PRODUCTIVITY, MARGINS & COSTS. Revenue per employee was up for the eleventh consecutive quarter to $221,000 per employee, a nice 15% productivity increase year-over-year. Product and maintenance margins both improved. Service margins increased from 29.9% to 31.1% from the second quarter to the third quarter. Operating expenses were relatively flat compared to last quarter. Research & development (R&D) expenses were up a very small amount at 16% of revenue. Marketing was up almost $3 million to 29% of revenues primarily due to increases in headcount as they strengthened their sales force around the world. General and administrative (G&A) was relatively flat quarter over quarter at 7.3% of revenue. The tax rate remained at 33%. Weighted average shares decreased by 1.7 million shares as a result of purchases of 1.1 million shares in the period for about $33 million as well as a lower average share price during the period.

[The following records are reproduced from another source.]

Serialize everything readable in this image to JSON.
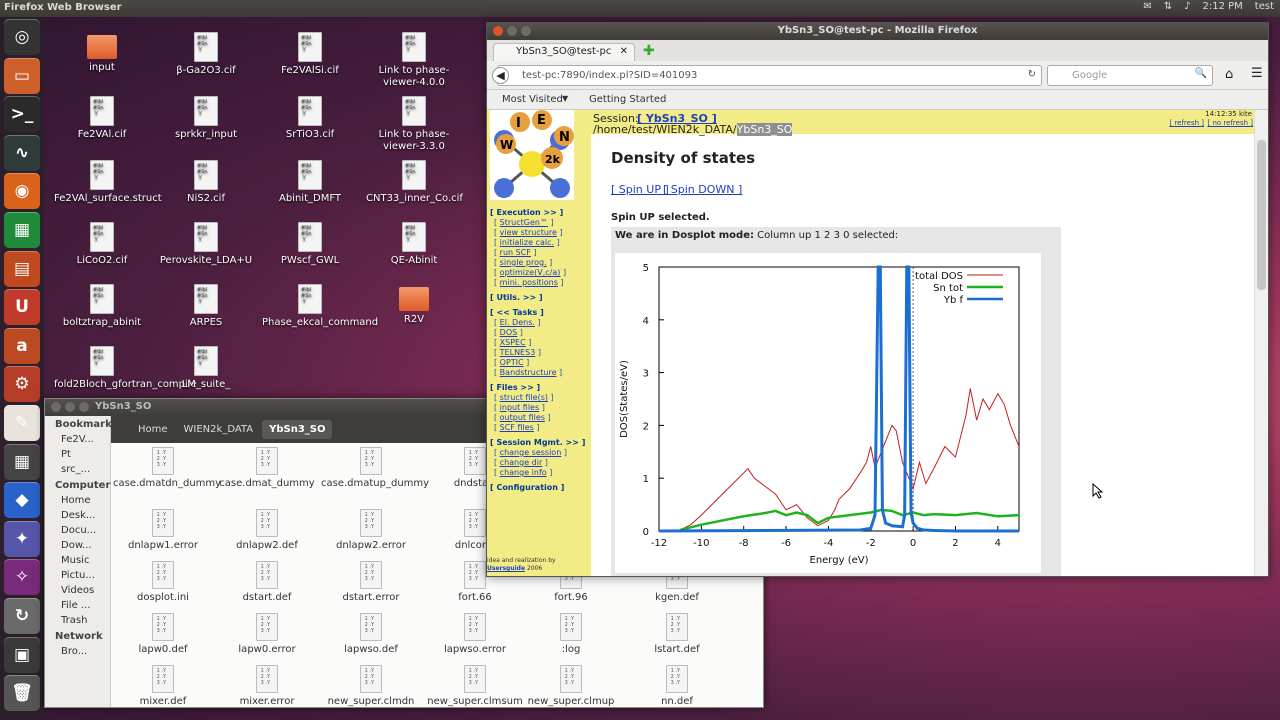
{
  "topbar": {
    "app": "Firefox Web Browser",
    "time": "2:12 PM",
    "user": "test",
    "indicators": [
      "mail-icon",
      "network-icon",
      "volume-icon"
    ]
  },
  "launcher": [
    "Dash Home",
    "Files",
    "Terminal",
    "System Monitor",
    "Firefox",
    "LibreOffice Calc",
    "LibreOffice Impress",
    "Ubuntu Software Center",
    "Amazon",
    "System Settings",
    "Text Editor",
    "Calculator",
    "VESTA",
    "Mirage",
    "ImageMagick",
    "Update Manager 288",
    "Workspace Switcher",
    "Trash"
  ],
  "desktop": [
    {
      "name": "input",
      "type": "folder"
    },
    {
      "name": "β-Ga2O3.cif",
      "type": "file"
    },
    {
      "name": "Fe2VAlSi.cif",
      "type": "file"
    },
    {
      "name": "Link to phase-viewer-4.0.0",
      "type": "file"
    },
    {
      "name": "Fe2VAl.cif",
      "type": "file"
    },
    {
      "name": "sprkkr_input",
      "type": "file"
    },
    {
      "name": "SrTiO3.cif",
      "type": "file"
    },
    {
      "name": "Link to phase-viewer-3.3.0",
      "type": "file"
    },
    {
      "name": "Fe2VAl_surface.struct",
      "type": "file"
    },
    {
      "name": "NiS2.cif",
      "type": "file"
    },
    {
      "name": "Abinit_DMFT",
      "type": "file"
    },
    {
      "name": "CNT33_inner_Co.cif",
      "type": "file"
    },
    {
      "name": "LiCoO2.cif",
      "type": "file"
    },
    {
      "name": "Perovskite_LDA+U",
      "type": "file"
    },
    {
      "name": "PWscf_GWL",
      "type": "file"
    },
    {
      "name": "QE-Abinit",
      "type": "file"
    },
    {
      "name": "boltztrap_abinit",
      "type": "file"
    },
    {
      "name": "ARPES",
      "type": "file"
    },
    {
      "name": "Phase_ekcal_command",
      "type": "file"
    },
    {
      "name": "R2V",
      "type": "folder"
    },
    {
      "name": "fold2Bloch_gfortran_compile",
      "type": "file"
    },
    {
      "name": "LM_suite_",
      "type": "file"
    }
  ],
  "filemanager": {
    "title": "YbSn3_SO",
    "bookmarks_header": "Bookmarks",
    "bookmarks": [
      "Fe2V...",
      "Pt",
      "src_..."
    ],
    "computer_header": "Computer",
    "computer": [
      "Home",
      "Desk...",
      "Docu...",
      "Dow...",
      "Music",
      "Pictu...",
      "Videos",
      "File ...",
      "Trash"
    ],
    "network_header": "Network",
    "network": [
      "Bro..."
    ],
    "breadcrumbs": [
      "Home",
      "WIEN2k_DATA",
      "YbSn3_SO"
    ],
    "files": [
      "case.dmatdn_dummy",
      "case.dmat_dummy",
      "case.dmatup_dummy",
      "dndstart",
      "dnlapw1.error",
      "dnlapw2.def",
      "dnlapw2.error",
      "dnlcore.",
      "dosplot.ini",
      "dstart.def",
      "dstart.error",
      "fort.66",
      "fort.96",
      "kgen.def",
      "lapw0.def",
      "lapw0.error",
      "lapwso.def",
      "lapwso.error",
      ":log",
      "lstart.def",
      "mixer.def",
      "mixer.error",
      "new_super.clmdn",
      "new_super.clmsum",
      "new_super.clmup",
      "nn.def"
    ]
  },
  "firefox": {
    "title": "YbSn3_SO@test-pc - Mozilla Firefox",
    "tab": "YbSn3_SO@test-pc",
    "url": "test-pc:7890/index.pl?SID=401093",
    "search_placeholder": "Google",
    "bookmarks": [
      "Most Visited",
      "Getting Started"
    ]
  },
  "wien": {
    "session_label": "Session:",
    "session_name": "[ YbSn3_SO ]",
    "path": "/home/test/WIEN2k_DATA/",
    "path_sel": "YbSn3_SO",
    "clock": "14:12:35 kite",
    "refresh": "[ refresh ]",
    "norefresh": "[ no refresh ]",
    "menu": [
      {
        "head": "[ Execution >> ]",
        "items": [
          "StructGen™",
          "view structure",
          "initialize calc.",
          "run SCF",
          "single prog.",
          "optimize(V,c/a)",
          "mini. positions"
        ]
      },
      {
        "head": "[ Utils. >> ]",
        "items": []
      },
      {
        "head": "[ << Tasks ]",
        "items": [
          "El. Dens.",
          "DOS",
          "XSPEC",
          "TELNES3",
          "OPTIC",
          "Bandstructure"
        ]
      },
      {
        "head": "[ Files >> ]",
        "items": [
          "struct file(s)",
          "input files",
          "output files",
          "SCF files"
        ]
      },
      {
        "head": "[ Session Mgmt. >> ]",
        "items": [
          "change session",
          "change dir",
          "change info"
        ]
      },
      {
        "head": "[ Configuration ]",
        "items": []
      }
    ],
    "footer": "idea and realization by",
    "usersguide": "Usersguide",
    "year": "2006",
    "heading": "Density of states",
    "spin_up": "[ Spin UP ]",
    "spin_down": "[ Spin DOWN ]",
    "spin_sel": "Spin UP selected.",
    "mode_bold": "We are in Dosplot mode:",
    "mode_text": "Column up 1 2 3 0 selected:"
  },
  "chart_data": {
    "type": "line",
    "xlabel": "Energy (eV)",
    "ylabel": "DOS(States/eV)",
    "xlim": [
      -12,
      5
    ],
    "ylim": [
      0,
      5
    ],
    "xticks": [
      -12,
      -10,
      -8,
      -6,
      -4,
      -2,
      0,
      2,
      4
    ],
    "yticks": [
      0,
      1,
      2,
      3,
      4,
      5
    ],
    "fermi_level": 0,
    "series": [
      {
        "name": "total DOS",
        "color": "#c41e1e",
        "x": [
          -11,
          -10.5,
          -10,
          -9.5,
          -9,
          -8.5,
          -8,
          -7.8,
          -7.5,
          -7,
          -6.5,
          -6,
          -5.5,
          -5,
          -4.5,
          -4,
          -3.7,
          -3.5,
          -3,
          -2.5,
          -2.2,
          -2,
          -1.8,
          -1.5,
          -1.2,
          -1,
          -0.8,
          -0.5,
          -0.2,
          0,
          0.3,
          0.6,
          1,
          1.5,
          2,
          2.5,
          2.7,
          3,
          3.3,
          3.6,
          4,
          4.3,
          4.6,
          5
        ],
        "y": [
          0.02,
          0.12,
          0.3,
          0.5,
          0.7,
          0.9,
          1.1,
          1.18,
          1.0,
          0.85,
          0.7,
          0.4,
          0.5,
          0.25,
          0.1,
          0.2,
          0.4,
          0.6,
          0.8,
          1.1,
          1.3,
          1.6,
          1.2,
          1.5,
          1.8,
          2.0,
          1.9,
          1.3,
          1.0,
          0.8,
          1.3,
          0.9,
          1.2,
          1.6,
          1.4,
          2.2,
          2.7,
          2.1,
          2.5,
          2.3,
          2.6,
          2.4,
          2.0,
          1.6
        ]
      },
      {
        "name": "Sn tot",
        "color": "#1db31d",
        "x": [
          -11,
          -10,
          -9,
          -8,
          -7,
          -6.5,
          -6,
          -5.5,
          -5,
          -4.5,
          -4,
          -3,
          -2,
          -1.5,
          -1,
          -0.5,
          0,
          0.5,
          1,
          2,
          3,
          4,
          5
        ],
        "y": [
          0.02,
          0.12,
          0.2,
          0.28,
          0.34,
          0.38,
          0.3,
          0.35,
          0.3,
          0.15,
          0.25,
          0.3,
          0.35,
          0.4,
          0.38,
          0.3,
          0.35,
          0.3,
          0.32,
          0.3,
          0.34,
          0.28,
          0.3
        ]
      },
      {
        "name": "Yb f",
        "color": "#1a6fd1",
        "x": [
          -12,
          -2.5,
          -2,
          -1.8,
          -1.65,
          -1.55,
          -1.45,
          -1.3,
          -1,
          -0.5,
          -0.4,
          -0.3,
          -0.2,
          -0.1,
          0,
          0.2,
          0.5,
          1,
          2,
          5
        ],
        "y": [
          0,
          0.02,
          0.05,
          0.3,
          5,
          5,
          0.4,
          0.15,
          0.1,
          0.08,
          0.3,
          5,
          5,
          0.35,
          0.15,
          0.05,
          0.02,
          0.01,
          0,
          0
        ]
      }
    ]
  }
}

BALANCE SHEET. Cash finished at $85 million, down from $99 million, the result of the stock repurchase and other normal capital expenditures. Receivables came in at $99 million and with that days sales outstanding (DSOs) improved one day to 47 days, staying in a very healthy range for them. Accounts receivable aging over 90 days remained unchanged at 6%. Deferred revenue came down $14 million from the second quarter to $101 million. There is an inclination to associate this with backlog. This is a connection that should not be made. The change in deferred revenue is a result of two factors: the third quarter is the period in seasonally highest rule-off of deferred revenue related to maintenance revenues and a deferred product rule-off related to their Japanese distributor. Their deferral of those revenues was awaiting license agreements and host ID certifications in that territory. Additions to backlog more than offset the reduction in deferred revenue.

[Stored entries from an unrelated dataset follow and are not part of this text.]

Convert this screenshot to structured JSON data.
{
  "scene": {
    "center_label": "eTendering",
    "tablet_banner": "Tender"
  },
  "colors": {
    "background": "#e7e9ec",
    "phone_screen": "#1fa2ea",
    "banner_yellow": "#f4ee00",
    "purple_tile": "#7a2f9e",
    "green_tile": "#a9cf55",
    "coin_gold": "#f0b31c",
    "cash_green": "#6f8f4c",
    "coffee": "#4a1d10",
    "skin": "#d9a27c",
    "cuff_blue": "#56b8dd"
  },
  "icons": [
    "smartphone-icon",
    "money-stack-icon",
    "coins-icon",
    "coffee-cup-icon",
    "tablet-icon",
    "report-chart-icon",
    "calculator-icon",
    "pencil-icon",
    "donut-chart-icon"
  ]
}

MERGER WITH HIGH LEVEL DESIGN SYSTEMS. This will be a purchase accounting treatment, a tax-free exchange at a 0.22 fixed exchange ratio. The synergies between their floor planning or design planning product and Cadence's place & route technology is extremely strong. They anticipate that the addition of this technology will enhance their sub-micron design solution.

CADENCE VERSUS AVANT!. Cadence stressed that they believe that Avant!'s place and route software is substantially their own. They believe that they are going to win the suit and on the battlefield of technology. Cadence had some transition issues with their Dracula and Vampire products, but they are starting to get some design wins against Avant! in the veritech product line. This is not simply an issue of Cadence offering more service and maintenance, either -- they are beating Avant! on technology in these wins. Dracula lost to Avant!'s Vericheck on speed, which they have improved with Vampire. They have also improved accuracy as well.

LOOKING FORWARD. Cadence has been structuring the company and doing acquisitions to make sure that they have the entire set of technologies that are going to be required to make the "system on a chip" technology work. The foundation for this is being set up by an industry group working on a project called VSI. Cadence believes that they are prepared for this industry shift and that they have a number of products, like Alta, that play right into this. Cadence is also moving ahead with high performance circuit board level design products. The company is transforming itself from a straight tools company to a results-oriented solutions company.